I knew a guy who'd fucked up his install so bad the BSODs were yellow with grey text.
Hey Dave, don't mean to hijack your thread, but this video just came out yesterday https://www.youtube.com/watch?v=cwyH59nACzQ and I know you worked on product activation around the XP days.
Do you have any insight into why the product keys for 95 and other products around that era were so simple? finding out 25 years later that the CD keys were just "numbers that add up to 7" is kind of mind blowing.
I figure it was just enough "security" to convince investors that MS cares about stopping piracy.

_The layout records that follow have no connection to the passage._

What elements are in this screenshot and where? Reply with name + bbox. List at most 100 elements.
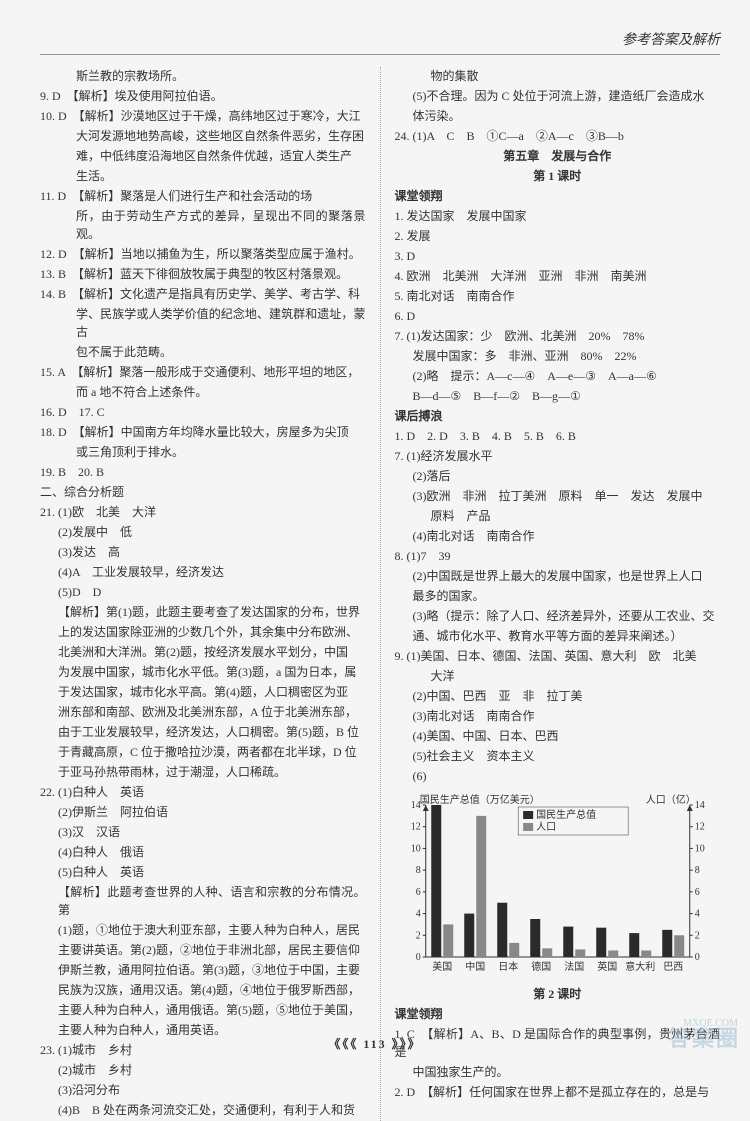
svg-text:8: 8	[694, 865, 699, 876]
text-line: 洲东部和南部、欧洲及北美洲东部，A 位于北美洲东部，	[40, 703, 366, 721]
text-line: (4)南北对话 南南合作	[395, 527, 721, 545]
text-line: (2)中国既是世界上最大的发展中国家，也是世界上人口	[395, 567, 721, 585]
text-line: 课堂领翔	[395, 187, 721, 205]
svg-text:美国: 美国	[432, 960, 452, 973]
page-header-title: 参考答案及解析	[40, 30, 720, 55]
bar-chart: 0022446688101012121414美国中国日本德国法国英国意大利巴西国…	[395, 791, 721, 981]
text-line: 原料 产品	[395, 507, 721, 525]
text-line: (2)略 提示：A—c—④ A—e—③ A—a—⑥	[395, 367, 721, 385]
text-line: 3. D	[395, 247, 721, 265]
svg-text:日本: 日本	[498, 960, 518, 973]
text-line: (2)城市 乡村	[40, 1061, 366, 1079]
left-column: 斯兰教的宗教场所。9. D 【解析】埃及使用阿拉伯语。10. D 【解析】沙漠地…	[40, 67, 366, 1121]
text-line: 通、城市化水平、教育水平等方面的差异来阐述。）	[395, 627, 721, 645]
text-line: (6)	[395, 767, 721, 785]
text-line: 生活。	[40, 167, 366, 185]
svg-text:4: 4	[694, 909, 699, 920]
text-line: (4)B B 处在两条河流交汇处，交通便利，有利于人和货	[40, 1101, 366, 1119]
text-line: 9. (1)美国、日本、德国、法国、英国、意大利 欧 北美	[395, 647, 721, 665]
text-line: 民族为汉族，通用汉语。第(4)题，④地位于俄罗斯西部，	[40, 981, 366, 999]
text-line: 物的集散	[395, 67, 721, 85]
text-line: 课堂领翔	[395, 1005, 721, 1023]
text-line: 而 a 地不符合上述条件。	[40, 383, 366, 401]
svg-text:12: 12	[694, 822, 704, 833]
right-column: 物的集散(5)不合理。因为 C 处位于河流上游，建造纸厂会造成水体污染。24. …	[395, 67, 721, 1121]
svg-text:4: 4	[415, 909, 420, 920]
svg-text:14: 14	[694, 800, 704, 811]
text-line: 19. B 20. B	[40, 463, 366, 481]
text-line: 【解析】此题考查世界的人种、语言和宗教的分布情况。第	[40, 883, 366, 919]
text-line: 为发展中国家，城市化水平低。第(3)题，a 国为日本，属	[40, 663, 366, 681]
text-line: 于青藏高原，C 位于撒哈拉沙漠，两者都在北半球，D 位	[40, 743, 366, 761]
text-line: 18. D 【解析】中国南方年均降水量比较大，房屋多为尖顶	[40, 423, 366, 441]
text-line: 16. D 17. C	[40, 403, 366, 421]
text-line: 21. (1)欧 北美 大洋	[40, 503, 366, 521]
text-line: 所，由于劳动生产方式的差异，呈现出不同的聚落景观。	[40, 207, 366, 243]
text-line: (5)白种人 英语	[40, 863, 366, 881]
text-line: 学、民族学或人类学价值的纪念地、建筑群和遗址，蒙古	[40, 305, 366, 341]
text-line: 上的发达国家除亚洲的少数几个外，其余集中分布欧洲、	[40, 623, 366, 641]
svg-text:巴西: 巴西	[663, 961, 683, 973]
text-line: 第五章 发展与合作	[395, 147, 721, 165]
text-line: 中国独家生产的。	[395, 1063, 721, 1081]
svg-text:6: 6	[415, 887, 420, 898]
text-line: 5. 南北对话 南南合作	[395, 287, 721, 305]
text-line: 二、综合分析题	[40, 483, 366, 501]
text-line: (2)落后	[395, 467, 721, 485]
text-line: (3)略（提示：除了人口、经济差异外，还要从工农业、交	[395, 607, 721, 625]
text-line: (2)中国、巴西 亚 非 拉丁美	[395, 687, 721, 705]
text-line: 体污染。	[395, 107, 721, 125]
text-line: 14. B 【解析】文化遗产是指具有历史学、美学、考古学、科	[40, 285, 366, 303]
svg-text:法国: 法国	[564, 960, 584, 973]
svg-text:人口: 人口	[536, 821, 556, 833]
svg-text:10: 10	[694, 843, 704, 854]
text-line: (3)发达 高	[40, 543, 366, 561]
text-line: (2)伊斯兰 阿拉伯语	[40, 803, 366, 821]
text-line: (2)发展中 低	[40, 523, 366, 541]
text-line: 8. (1)7 39	[395, 547, 721, 565]
text-line: 24. (1)A C B ①C—a ②A—c ③B—b	[395, 127, 721, 145]
svg-text:人口（亿）: 人口（亿）	[645, 793, 695, 806]
svg-text:2: 2	[694, 930, 699, 941]
text-line: 包不属于此范畴。	[40, 343, 366, 361]
svg-text:0: 0	[694, 952, 699, 963]
text-line: 主要人种为白种人，通用俄语。第(5)题，⑤地位于美国，	[40, 1001, 366, 1019]
text-line: 10. D 【解析】沙漠地区过于干燥，高纬地区过于寒冷，大江	[40, 107, 366, 125]
two-column-layout: 斯兰教的宗教场所。9. D 【解析】埃及使用阿拉伯语。10. D 【解析】沙漠地…	[40, 67, 720, 1121]
svg-text:国民生产总值（万亿美元）: 国民生产总值（万亿美元）	[419, 793, 539, 806]
text-line: 第 1 课时	[395, 167, 721, 185]
text-line: 伊斯兰教，通用阿拉伯语。第(3)题，③地位于中国，主要	[40, 961, 366, 979]
text-line: 于亚马孙热带雨林，过于潮湿，人口稀疏。	[40, 763, 366, 781]
text-line: 第 2 课时	[395, 985, 721, 1003]
text-line: (3)沿河分布	[40, 1081, 366, 1099]
text-line: (3)南北对话 南南合作	[395, 707, 721, 725]
text-line: (4)白种人 俄语	[40, 843, 366, 861]
text-line: (5)社会主义 资本主义	[395, 747, 721, 765]
text-line: 或三角顶利于排水。	[40, 443, 366, 461]
text-line: 发展中国家：多 非洲、亚洲 80% 22%	[395, 347, 721, 365]
text-line: 难，中低纬度沿海地区自然条件优越，适宜人类生产	[40, 147, 366, 165]
text-line: 22. (1)白种人 英语	[40, 783, 366, 801]
text-line: 6. D	[395, 307, 721, 325]
svg-text:意大利: 意大利	[625, 960, 655, 973]
text-line: 1. D 2. D 3. B 4. B 5. B 6. B	[395, 427, 721, 445]
svg-text:2: 2	[415, 930, 420, 941]
svg-text:10: 10	[410, 843, 420, 854]
text-line: 主要讲英语。第(2)题，②地位于非洲北部，居民主要信仰	[40, 941, 366, 959]
svg-text:英国: 英国	[597, 960, 617, 973]
svg-text:国民生产总值: 国民生产总值	[536, 808, 596, 821]
page-number: 《《《 113 》》》	[0, 1035, 750, 1053]
text-line: 最多的国家。	[395, 587, 721, 605]
text-line: 4. 欧洲 北美洲 大洋洲 亚洲 非洲 南美洲	[395, 267, 721, 285]
svg-text:6: 6	[694, 887, 699, 898]
text-line: (5)D D	[40, 583, 366, 601]
watermark: 答案圈	[668, 1022, 740, 1055]
text-line: 斯兰教的宗教场所。	[40, 67, 366, 85]
text-line: 大洋	[395, 667, 721, 685]
text-line: (5)不合理。因为 C 处位于河流上游，建造纸厂会造成水	[395, 87, 721, 105]
text-line: 2. 发展	[395, 227, 721, 245]
svg-text:0: 0	[415, 952, 420, 963]
text-line: (3)欧洲 非洲 拉丁美洲 原料 单一 发达 发展中	[395, 487, 721, 505]
text-line: 由于工业发展较早，经济发达，人口稠密。第(5)题，B 位	[40, 723, 366, 741]
text-line: 课后搏浪	[395, 407, 721, 425]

Wish there was a transcript for these things :( More a reader than a watcher
Did Microsoft ever regret not adopting the far more logical message "FLAGRANT SYSTEM ERROR"?
My personal theory about the white-on-blue text is that was what the Borland IDEs used in the DOS days, and it was just "inherited"
Amazing how a personal preference can effect so many. In my industry my choices might be seen by 20 people at most.
Also thank you for the inside scoop. I stumbled on your channel last week, really enjoying it so far.
I always assumed it was to reduce the rage resulting from a system crash due to blue being known as a color with a psychological calming effect.
I noticed that windows 10 blue screens were so much prettier than older windows.
Which just makes me wonder... why don't they make the whole operating system out of that screen?
I wish he nailed the transatlantic accent. Btw, what's his current accent?